Mi sollevai cautamente, imbracciando il fucile, pronto a far fuoco, scrutando giù lungo le pendici del coDe.

Tutto sembrava normale. Notai solo che, proprio nella zona in cui l’uomo era scomparso, l’erba si muoveva. Tutt’intorno, la calma più assoluta.

Di nuovo il terribile odore della puzzola raggiunse le mie narici, salendo dal pendio. Inoltre succedeva qualcosa di ancora più strano: si vedeva l’erba agitarsi, come se qualcosa vi strisciasse attraverso, ma senza provocare rumore.

Cominciai a scendere, sempre con l’arma puntata.

All’improvviso sentii che qualcosa tentava disperatamente di saltar fuori della mia tasca, come un topo entrato per sbaglio, che ora volesse riacquistare la libertà. Con una mossa fulminea cercai di bloccare l’apertura della tasca, ma non feci in tempo. Ne saltò fuori una piccola sfera nera, che, dopo essermi sgusciata tra le dita, filò a pazza velocità verso il punto dove l’erba si muoveva.

La osservai mentre sfrecciava via e mi chiesi cosa fosse. Ebbi un’improvvisa rivelazione: era il denaro che avevo in tasca, una parte dei soldi che avevo ricevuto a casa Belmont. Aveva ripreso la sua forma originaria e correva verso il luogo dov’era scomparso l’altro essere.

Gridai, e cominciai a correre anch’io laggiù, dimenticando ogni precauzione, perché dovevo scoprire cosa stava succedendo.

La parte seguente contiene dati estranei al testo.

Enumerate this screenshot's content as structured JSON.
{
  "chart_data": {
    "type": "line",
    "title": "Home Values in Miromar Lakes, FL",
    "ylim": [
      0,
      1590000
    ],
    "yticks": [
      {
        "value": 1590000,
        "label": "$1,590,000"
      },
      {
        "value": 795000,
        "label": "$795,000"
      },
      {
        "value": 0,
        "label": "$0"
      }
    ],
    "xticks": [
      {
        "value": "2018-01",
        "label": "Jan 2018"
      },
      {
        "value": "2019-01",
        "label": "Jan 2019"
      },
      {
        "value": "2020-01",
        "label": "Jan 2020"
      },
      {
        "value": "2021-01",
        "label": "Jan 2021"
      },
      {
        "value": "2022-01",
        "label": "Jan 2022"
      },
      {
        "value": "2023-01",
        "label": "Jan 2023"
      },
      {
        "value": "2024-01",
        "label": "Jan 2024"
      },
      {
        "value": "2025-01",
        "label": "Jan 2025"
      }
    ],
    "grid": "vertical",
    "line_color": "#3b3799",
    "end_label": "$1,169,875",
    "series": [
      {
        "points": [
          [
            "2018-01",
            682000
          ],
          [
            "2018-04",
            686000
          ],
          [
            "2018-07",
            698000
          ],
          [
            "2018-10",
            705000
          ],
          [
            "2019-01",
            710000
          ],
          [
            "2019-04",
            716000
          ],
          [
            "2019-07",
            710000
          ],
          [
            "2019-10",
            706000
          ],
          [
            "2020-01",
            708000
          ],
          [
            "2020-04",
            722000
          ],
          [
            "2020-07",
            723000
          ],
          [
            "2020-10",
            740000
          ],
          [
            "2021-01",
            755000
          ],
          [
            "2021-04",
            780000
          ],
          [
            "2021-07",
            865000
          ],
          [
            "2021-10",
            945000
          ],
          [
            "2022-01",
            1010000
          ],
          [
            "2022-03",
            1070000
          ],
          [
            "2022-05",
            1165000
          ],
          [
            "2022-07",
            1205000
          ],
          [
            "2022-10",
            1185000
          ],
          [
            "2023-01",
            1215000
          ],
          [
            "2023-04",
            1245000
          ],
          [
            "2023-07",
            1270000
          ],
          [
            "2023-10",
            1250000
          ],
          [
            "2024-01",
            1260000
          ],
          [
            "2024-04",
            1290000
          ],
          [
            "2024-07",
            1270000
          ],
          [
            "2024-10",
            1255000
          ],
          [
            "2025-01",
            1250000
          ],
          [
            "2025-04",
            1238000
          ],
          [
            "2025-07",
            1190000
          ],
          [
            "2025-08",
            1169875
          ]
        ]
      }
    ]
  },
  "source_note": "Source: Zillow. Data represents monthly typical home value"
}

Le emanazioni della puzzola stavano quasi per farmi perdere i sensi, e con tutta la buona volontà, non potei fare a meno di girare più al largo, quando con la coda dell’occhio vidi che cosa accadeva.

Rimasi immobile a guardare attonito.

Sotto i miei occhi, un gruppo di sfere saltava freneticamente nell’erba, rotolando e guizzando in aria, in uno sfrenato ballo selvaggio. Dall’erba arrivava il nauseabondo odore lasciato da una puzzola di passaggio, che provocava le lacrime e faceva venire i brividi.

Non potendo più resistere, girai i tacchi, quasi soffocato.

Mentre tornavo di corsa verso la macchina, mi sentivo trionfante. Avevo finalmente scoperto il tallone d’Achille nell’armamentario quasi perfetto delle palle da bowling.

34

Per loro, aveva detto il Cane, il profumo era la loro ragione di vita, il loro unico piacere. Il valore supremo. Una volta impadronitisi della Terra, l’avrebbero barattata con una partita di profumi.